Archive for July, 2008

Google Rankings

Saturday, July 26th, 2008

When I was a kid we didn’t have a McDonalds in my home town. I heard lots of stories about McDonalds, how there was every type of burger you could imagine, the slick American service, the French fries which were totally different to what we called “chips”.

Finally, after years McDonalds did open. And I really didn’t like it that much. It was, in short, a huge disappointment.

Since I started this blog I’ve been very focused on Fab Swingers’s Google rankings and finally the site is showing up high for many of the key terms I’ve been targeting. I’m sure it’s no coincidence that the sudden move up has happened at the same time as Google Analytics has shown us passing the 1 million page views a day mark.

Yet, I feel slightly let down. The effect of the Google rankings has been tiny compared with the word of mouth and even the people who are joining via Google aren’t generally the people that bring most to the site.

I’m pleased that it’s finally happened but it turns out not to be a big deal.

I do like Sausage Egg McMuffins though.

Rsync problems

Sunday, July 20th, 2008

I’ve had some problems with backup running very slowly — in fact by the time backup of the images has finished, it’s pretty much time to begin again.

However it turns out to be a cock-up on my part. I was using rsync which is only supposed to copy over files that have changed. But if you forget to use the -t or –times option then the modification dates are not copied over which means that every single file needs to be copied over the network to find out whether or not it has changed. Whoops!

As I now have two servers at The Planet which are in different data centers (Dallas and Houston) my backup plan is just to rsync the files between then.

I am also considering using rsync to allow my applications to upload photos to the assets server, however I may use Samba instead. NFS is out though!

UPDATE: After a great deal of thought over the past few weeks I’ve reached a decision. I thought about dozens of alternatives but I needed something very secure, robust (even when there is a network outage) and asynchronous with the file uploads so that the user isn’t kept hanging around when they are uploading their images.

The solution is that photos will upload on the applications server and also be served from there. This will result in fast, reliable upload. A cronjob will then rsync the photos over to the assets server every few minutes and will update the photos table to show that the photo has now moved over so future pages will get it from the assets server. I think this should work pretty well!

It is also quite future proof, if I switched to using a Content Delivery Networks (and I note that Peer1 allow adult sites on their CDN) then this approach would work great for uploading the images to it.

Nigerian spammers targeting UK swingers sites?

Monday, July 14th, 2008

I was just taking a look at the Alexa page for The Adulthub and I noticed that they had recently had a big traffic spike - from Nigeria!
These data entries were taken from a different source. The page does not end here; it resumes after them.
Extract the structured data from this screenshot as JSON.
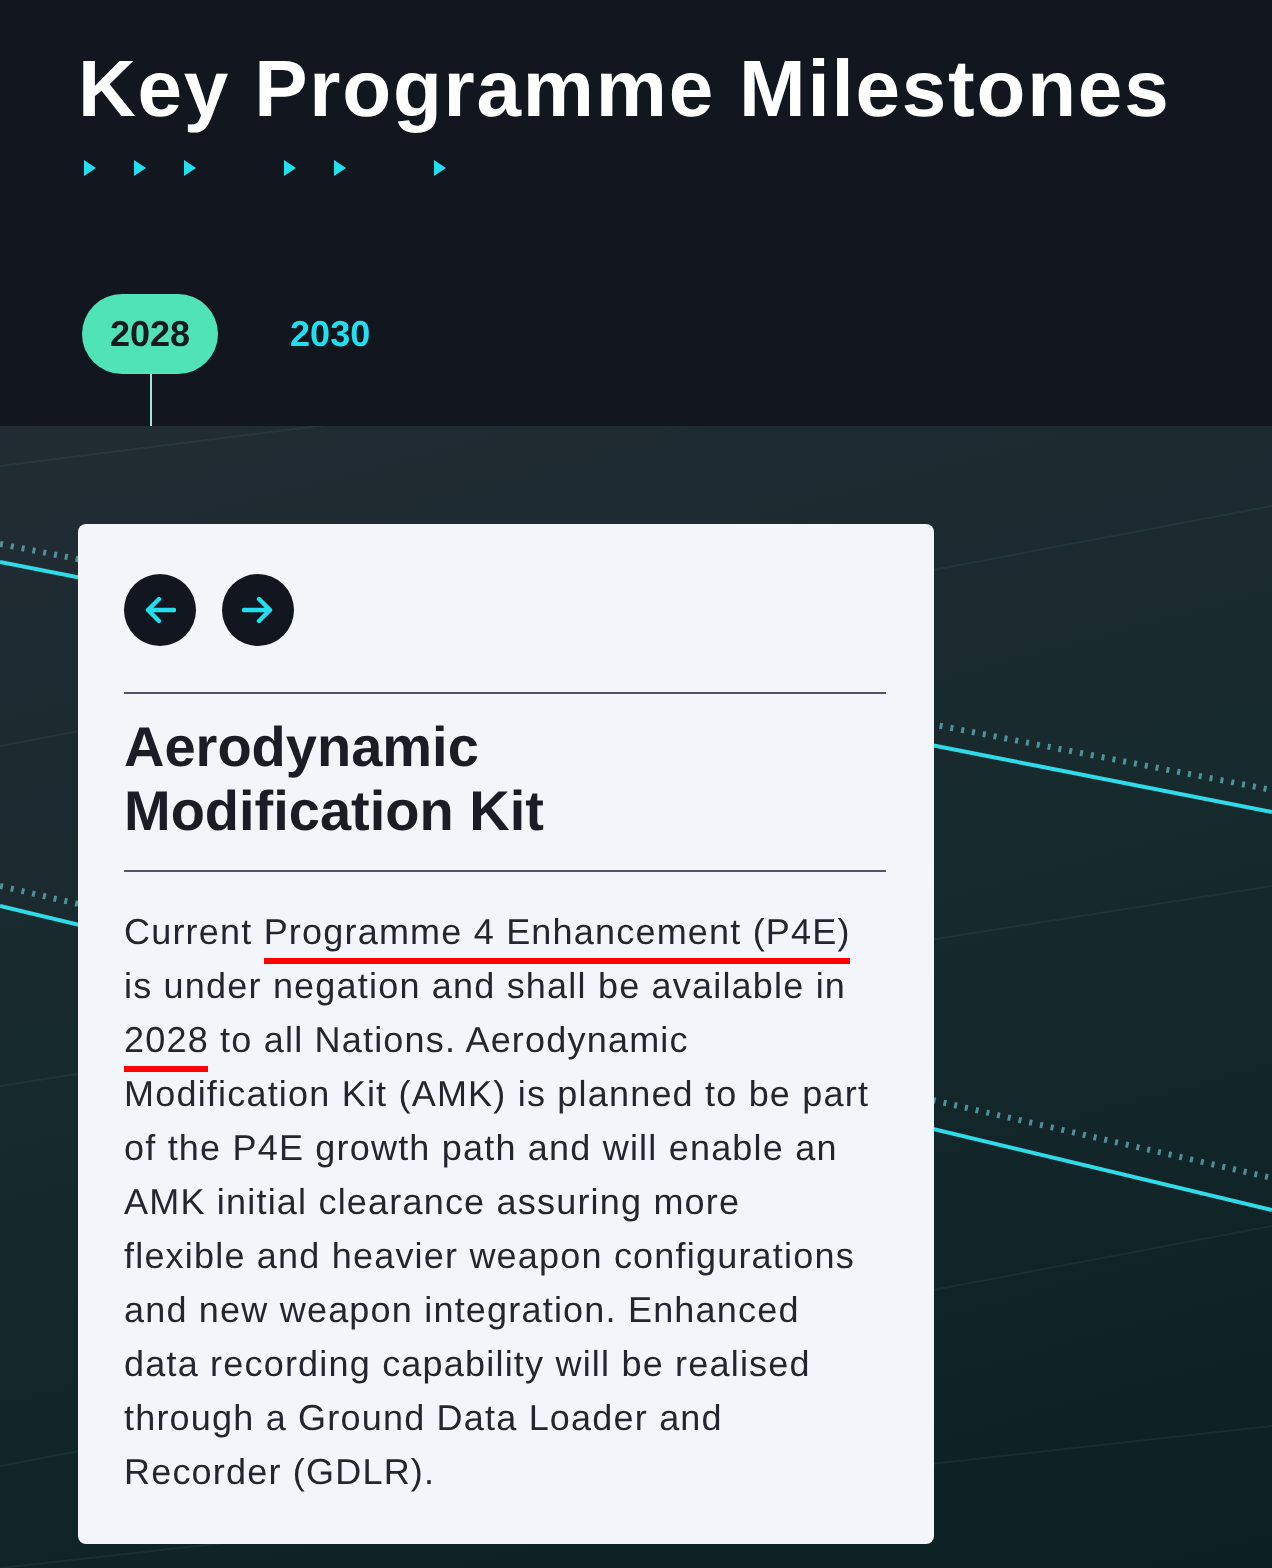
{
  "header": {
    "title": "Key Programme Milestones"
  },
  "timeline": {
    "years": [
      {
        "label": "2028",
        "selected": true
      },
      {
        "label": "2030",
        "selected": false
      }
    ]
  },
  "milestone": {
    "title": "Aerodynamic Modification Kit",
    "description": [
      {
        "text": "Current ",
        "marked": false
      },
      {
        "text": "Programme 4 Enhancement (P4E)",
        "marked": true
      },
      {
        "text": " is under negation and shall be available in ",
        "marked": false
      },
      {
        "text": "2028",
        "marked": true
      },
      {
        "text": " to all Nations. Aerodynamic Modification Kit (AMK) is planned to be part of the P4E growth path and will enable an AMK initial clearance assuring more flexible and heavier weapon configurations and new weapon integration. Enhanced data recording capability will be realised through a Ground Data Loader and Recorder (GDLR).",
        "marked": false
      }
    ]
  }
}
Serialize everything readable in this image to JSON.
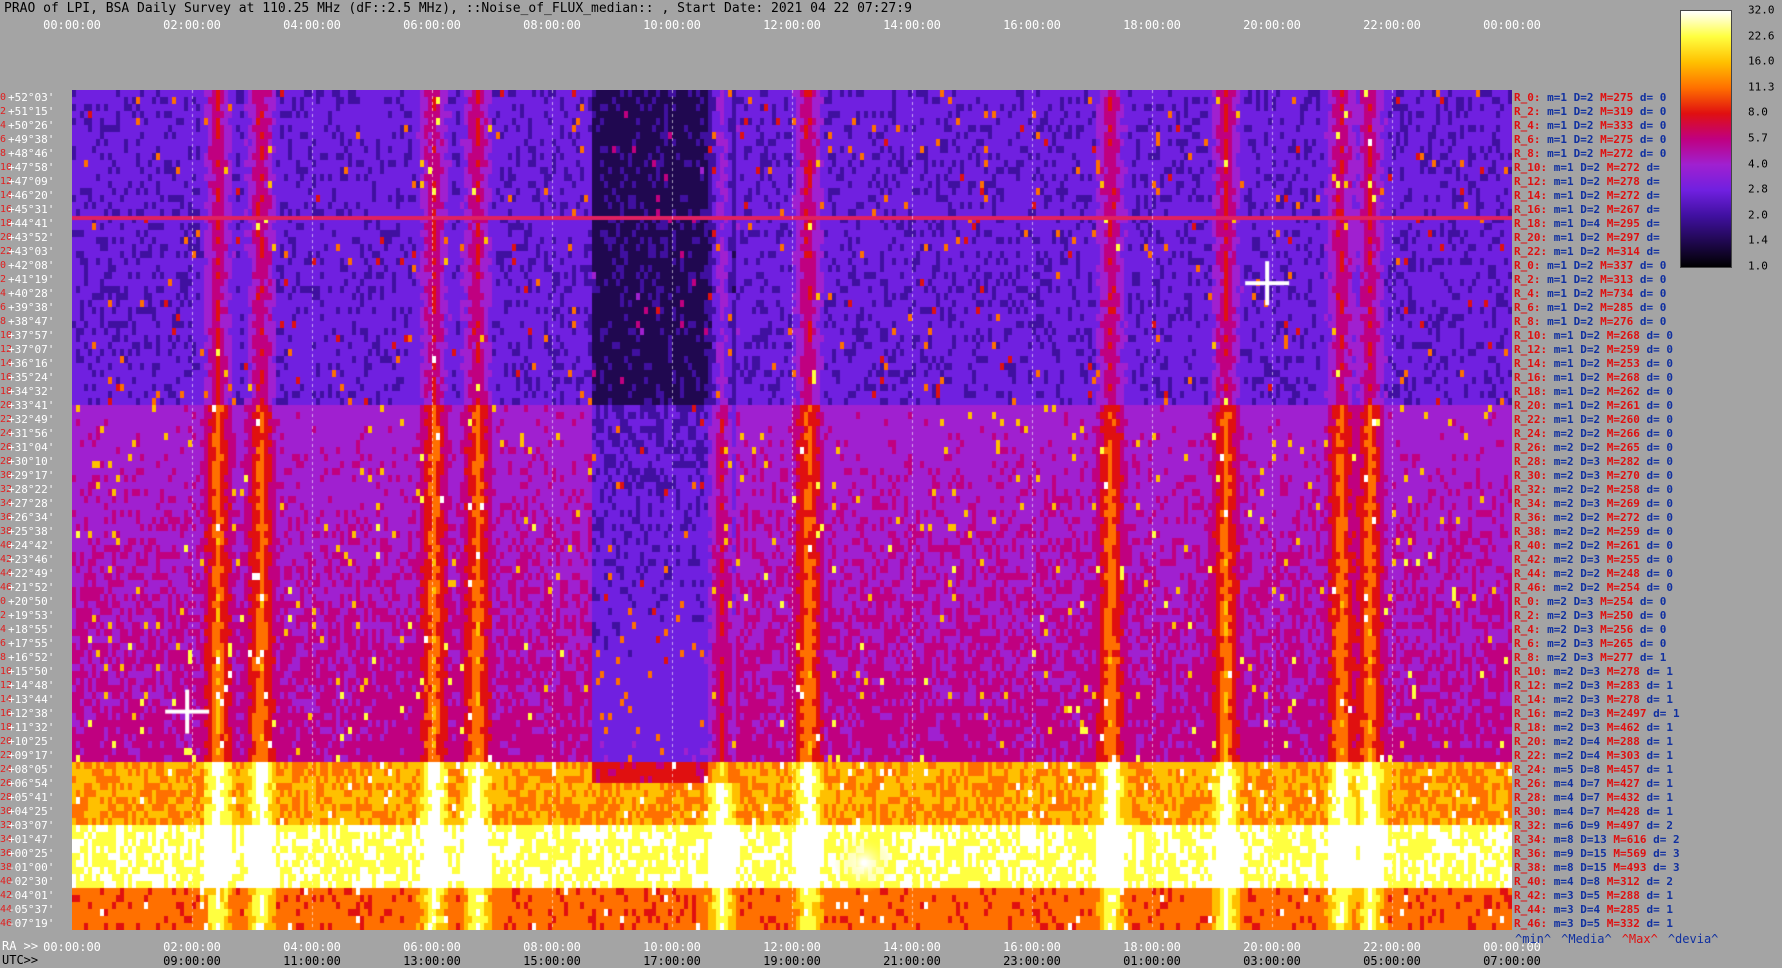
{
  "title": "PRAO of LPI, BSA Daily Survey at 110.25 MHz (dF::2.5 MHz), ::Noise_of_FLUX_median:: , Start Date: 2021 04 22 07:27:9",
  "chart_data": {
    "type": "heatmap",
    "title": "PRAO of LPI, BSA Daily Survey at 110.25 MHz (dF::2.5 MHz), ::Noise_of_FLUX_median:: , Start Date: 2021 04 22 07:27:9",
    "x_top_ticks": [
      "00:00:00",
      "02:00:00",
      "04:00:00",
      "06:00:00",
      "08:00:00",
      "10:00:00",
      "12:00:00",
      "14:00:00",
      "16:00:00",
      "18:00:00",
      "20:00:00",
      "22:00:00",
      "00:00:00"
    ],
    "x_ra_prefix": "RA >>",
    "x_ra_ticks": [
      "00:00:00",
      "02:00:00",
      "04:00:00",
      "06:00:00",
      "08:00:00",
      "10:00:00",
      "12:00:00",
      "14:00:00",
      "16:00:00",
      "18:00:00",
      "20:00:00",
      "22:00:00",
      "00:00:00"
    ],
    "x_utc_prefix": "UTC>>",
    "x_utc_ticks": [
      "09:00:00",
      "11:00:00",
      "13:00:00",
      "15:00:00",
      "17:00:00",
      "19:00:00",
      "21:00:00",
      "23:00:00",
      "01:00:00",
      "03:00:00",
      "05:00:00",
      "07:00:00"
    ],
    "y_dec_ticks": [
      "+52°03'",
      "+51°15'",
      "+50°26'",
      "+49°38'",
      "+48°46'",
      "+47°58'",
      "+47°09'",
      "+46°20'",
      "+45°31'",
      "+44°41'",
      "+43°52'",
      "+43°03'",
      "+42°08'",
      "+41°19'",
      "+40°28'",
      "+39°38'",
      "+38°47'",
      "+37°57'",
      "+37°07'",
      "+36°16'",
      "+35°24'",
      "+34°32'",
      "+33°41'",
      "+32°49'",
      "+31°56'",
      "+31°04'",
      "+30°10'",
      "+29°17'",
      "+28°22'",
      "+27°28'",
      "+26°34'",
      "+25°38'",
      "+24°42'",
      "+23°46'",
      "+22°49'",
      "+21°52'",
      "+20°50'",
      "+19°53'",
      "+18°55'",
      "+17°55'",
      "+16°52'",
      "+15°50'",
      "+14°48'",
      "+13°44'",
      "+12°38'",
      "+11°32'",
      "+10°25'",
      "+09°17'",
      "+08°05'",
      "+06°54'",
      "+05°41'",
      "+04°25'",
      "+03°07'",
      "+01°47'",
      "+00°25'",
      "-01°00'",
      "-02°30'",
      "-04°01'",
      "-05°37'",
      "-07°19'"
    ],
    "y_index": [
      "0",
      "2",
      "4",
      "6",
      "8",
      "10",
      "12",
      "14",
      "16",
      "18",
      "20",
      "22",
      "0",
      "2",
      "4",
      "6",
      "8",
      "10",
      "12",
      "14",
      "16",
      "18",
      "20",
      "22",
      "24",
      "26",
      "28",
      "30",
      "32",
      "34",
      "36",
      "38",
      "40",
      "42",
      "44",
      "46",
      "0",
      "2",
      "4",
      "6",
      "8",
      "10",
      "12",
      "14",
      "16",
      "18",
      "20",
      "22",
      "24",
      "26",
      "28",
      "30",
      "32",
      "34",
      "36",
      "38",
      "40",
      "42",
      "44",
      "46"
    ],
    "colorbar": {
      "ticks": [
        "32.0",
        "22.6",
        "16.0",
        "11.3",
        "8.0",
        "5.7",
        "4.0",
        "2.8",
        "2.0",
        "1.4",
        "1.0"
      ],
      "scale": "log",
      "colormap": [
        "#ffffff",
        "#ffff40",
        "#ffc000",
        "#ff7000",
        "#e01010",
        "#c00080",
        "#a020d0",
        "#7020e0",
        "#4010a0",
        "#200850",
        "#000000"
      ]
    },
    "right_labels": [
      {
        "r": "R_0:",
        "m": "m=1",
        "D": "D=2",
        "M": "M=275",
        "d": "d= 0"
      },
      {
        "r": "R_2:",
        "m": "m=1",
        "D": "D=2",
        "M": "M=319",
        "d": "d= 0"
      },
      {
        "r": "R_4:",
        "m": "m=1",
        "D": "D=2",
        "M": "M=333",
        "d": "d= 0"
      },
      {
        "r": "R_6:",
        "m": "m=1",
        "D": "D=2",
        "M": "M=275",
        "d": "d= 0"
      },
      {
        "r": "R_8:",
        "m": "m=1",
        "D": "D=2",
        "M": "M=272",
        "d": "d= 0"
      },
      {
        "r": "R_10:",
        "m": "m=1",
        "D": "D=2",
        "M": "M=272",
        "d": "d="
      },
      {
        "r": "R_12:",
        "m": "m=1",
        "D": "D=2",
        "M": "M=278",
        "d": "d="
      },
      {
        "r": "R_14:",
        "m": "m=1",
        "D": "D=2",
        "M": "M=272",
        "d": "d="
      },
      {
        "r": "R_16:",
        "m": "m=1",
        "D": "D=2",
        "M": "M=267",
        "d": "d="
      },
      {
        "r": "R_18:",
        "m": "m=1",
        "D": "D=4",
        "M": "M=295",
        "d": "d="
      },
      {
        "r": "R_20:",
        "m": "m=1",
        "D": "D=2",
        "M": "M=297",
        "d": "d="
      },
      {
        "r": "R_22:",
        "m": "m=1",
        "D": "D=2",
        "M": "M=314",
        "d": "d="
      },
      {
        "r": "R_0:",
        "m": "m=1",
        "D": "D=2",
        "M": "M=337",
        "d": "d= 0"
      },
      {
        "r": "R_2:",
        "m": "m=1",
        "D": "D=2",
        "M": "M=313",
        "d": "d= 0"
      },
      {
        "r": "R_4:",
        "m": "m=1",
        "D": "D=2",
        "M": "M=734",
        "d": "d= 0"
      },
      {
        "r": "R_6:",
        "m": "m=1",
        "D": "D=2",
        "M": "M=285",
        "d": "d= 0"
      },
      {
        "r": "R_8:",
        "m": "m=1",
        "D": "D=2",
        "M": "M=276",
        "d": "d= 0"
      },
      {
        "r": "R_10:",
        "m": "m=1",
        "D": "D=2",
        "M": "M=268",
        "d": "d= 0"
      },
      {
        "r": "R_12:",
        "m": "m=1",
        "D": "D=2",
        "M": "M=259",
        "d": "d= 0"
      },
      {
        "r": "R_14:",
        "m": "m=1",
        "D": "D=2",
        "M": "M=253",
        "d": "d= 0"
      },
      {
        "r": "R_16:",
        "m": "m=1",
        "D": "D=2",
        "M": "M=268",
        "d": "d= 0"
      },
      {
        "r": "R_18:",
        "m": "m=1",
        "D": "D=2",
        "M": "M=262",
        "d": "d= 0"
      },
      {
        "r": "R_20:",
        "m": "m=1",
        "D": "D=2",
        "M": "M=261",
        "d": "d= 0"
      },
      {
        "r": "R_22:",
        "m": "m=1",
        "D": "D=2",
        "M": "M=260",
        "d": "d= 0"
      },
      {
        "r": "R_24:",
        "m": "m=2",
        "D": "D=2",
        "M": "M=266",
        "d": "d= 0"
      },
      {
        "r": "R_26:",
        "m": "m=2",
        "D": "D=2",
        "M": "M=265",
        "d": "d= 0"
      },
      {
        "r": "R_28:",
        "m": "m=2",
        "D": "D=3",
        "M": "M=282",
        "d": "d= 0"
      },
      {
        "r": "R_30:",
        "m": "m=2",
        "D": "D=3",
        "M": "M=270",
        "d": "d= 0"
      },
      {
        "r": "R_32:",
        "m": "m=2",
        "D": "D=2",
        "M": "M=258",
        "d": "d= 0"
      },
      {
        "r": "R_34:",
        "m": "m=2",
        "D": "D=3",
        "M": "M=269",
        "d": "d= 0"
      },
      {
        "r": "R_36:",
        "m": "m=2",
        "D": "D=2",
        "M": "M=272",
        "d": "d= 0"
      },
      {
        "r": "R_38:",
        "m": "m=2",
        "D": "D=2",
        "M": "M=259",
        "d": "d= 0"
      },
      {
        "r": "R_40:",
        "m": "m=2",
        "D": "D=2",
        "M": "M=261",
        "d": "d= 0"
      },
      {
        "r": "R_42:",
        "m": "m=2",
        "D": "D=3",
        "M": "M=255",
        "d": "d= 0"
      },
      {
        "r": "R_44:",
        "m": "m=2",
        "D": "D=2",
        "M": "M=248",
        "d": "d= 0"
      },
      {
        "r": "R_46:",
        "m": "m=2",
        "D": "D=2",
        "M": "M=254",
        "d": "d= 0"
      },
      {
        "r": "R_0:",
        "m": "m=2",
        "D": "D=3",
        "M": "M=254",
        "d": "d= 0"
      },
      {
        "r": "R_2:",
        "m": "m=2",
        "D": "D=3",
        "M": "M=250",
        "d": "d= 0"
      },
      {
        "r": "R_4:",
        "m": "m=2",
        "D": "D=3",
        "M": "M=256",
        "d": "d= 0"
      },
      {
        "r": "R_6:",
        "m": "m=2",
        "D": "D=3",
        "M": "M=265",
        "d": "d= 0"
      },
      {
        "r": "R_8:",
        "m": "m=2",
        "D": "D=3",
        "M": "M=277",
        "d": "d= 1"
      },
      {
        "r": "R_10:",
        "m": "m=2",
        "D": "D=3",
        "M": "M=278",
        "d": "d= 1"
      },
      {
        "r": "R_12:",
        "m": "m=2",
        "D": "D=3",
        "M": "M=283",
        "d": "d= 1"
      },
      {
        "r": "R_14:",
        "m": "m=2",
        "D": "D=3",
        "M": "M=278",
        "d": "d= 1"
      },
      {
        "r": "R_16:",
        "m": "m=2",
        "D": "D=3",
        "M": "M=2497",
        "d": "d= 1"
      },
      {
        "r": "R_18:",
        "m": "m=2",
        "D": "D=3",
        "M": "M=462",
        "d": "d= 1"
      },
      {
        "r": "R_20:",
        "m": "m=2",
        "D": "D=4",
        "M": "M=288",
        "d": "d= 1"
      },
      {
        "r": "R_22:",
        "m": "m=2",
        "D": "D=4",
        "M": "M=303",
        "d": "d= 1"
      },
      {
        "r": "R_24:",
        "m": "m=5",
        "D": "D=8",
        "M": "M=457",
        "d": "d= 1"
      },
      {
        "r": "R_26:",
        "m": "m=4",
        "D": "D=7",
        "M": "M=427",
        "d": "d= 1"
      },
      {
        "r": "R_28:",
        "m": "m=4",
        "D": "D=7",
        "M": "M=432",
        "d": "d= 1"
      },
      {
        "r": "R_30:",
        "m": "m=4",
        "D": "D=7",
        "M": "M=428",
        "d": "d= 1"
      },
      {
        "r": "R_32:",
        "m": "m=6",
        "D": "D=9",
        "M": "M=497",
        "d": "d= 2"
      },
      {
        "r": "R_34:",
        "m": "m=8",
        "D": "D=13",
        "M": "M=616",
        "d": "d= 2"
      },
      {
        "r": "R_36:",
        "m": "m=9",
        "D": "D=15",
        "M": "M=569",
        "d": "d= 3"
      },
      {
        "r": "R_38:",
        "m": "m=8",
        "D": "D=15",
        "M": "M=493",
        "d": "d= 3"
      },
      {
        "r": "R_40:",
        "m": "m=4",
        "D": "D=8",
        "M": "M=312",
        "d": "d= 2"
      },
      {
        "r": "R_42:",
        "m": "m=3",
        "D": "D=5",
        "M": "M=288",
        "d": "d= 1"
      },
      {
        "r": "R_44:",
        "m": "m=3",
        "D": "D=4",
        "M": "M=285",
        "d": "d= 1"
      },
      {
        "r": "R_46:",
        "m": "m=3",
        "D": "D=5",
        "M": "M=332",
        "d": "d= 1"
      }
    ],
    "legend": [
      {
        "label": "^min^",
        "color": "#1030a0"
      },
      {
        "label": "^Media^",
        "color": "#1030a0"
      },
      {
        "label": "^Max^",
        "color": "#e01010"
      },
      {
        "label": "^devia^",
        "color": "#1030a0"
      }
    ]
  }
}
Right now, Alexa is reporting 21.8% of the Adulthub’s users from that country. We have also had an increase in attempted spam from Nigeria on our site however our blanket ban on Africa has been quite effective at keeping them under control. I guess that they are just going through a phase of targeting swingers sites.

But to have over 20% of site traffic from spammers is pretty bad and must be annoying a lot of their users.

Adult Hub Nigerian Spam

1,000,000 page views a day

Monday, July 7th, 2008

Yesterday we passed the 1,000,000 page views a day for the first time and hits on the assets server (which is presently on the same box) were peaking at 100 hits per second. So, not bad for a single fairly low powered server.

From what I’ve read, The Planet have now upgraded the bandwidth on their virtual rack product to 1 Gb. This makes it much more useful and I now plan to get two new servers in a virtual rack, one running the applications server and one running the database. I’ll leave the present server doing mail (because it is such a pain to change the IP address of a mail server) and also serving the assets.

For the new servers I’m not going to bother so much about CPU but I will be looking at memory and the speed of the hard drive as the main issue has been IO.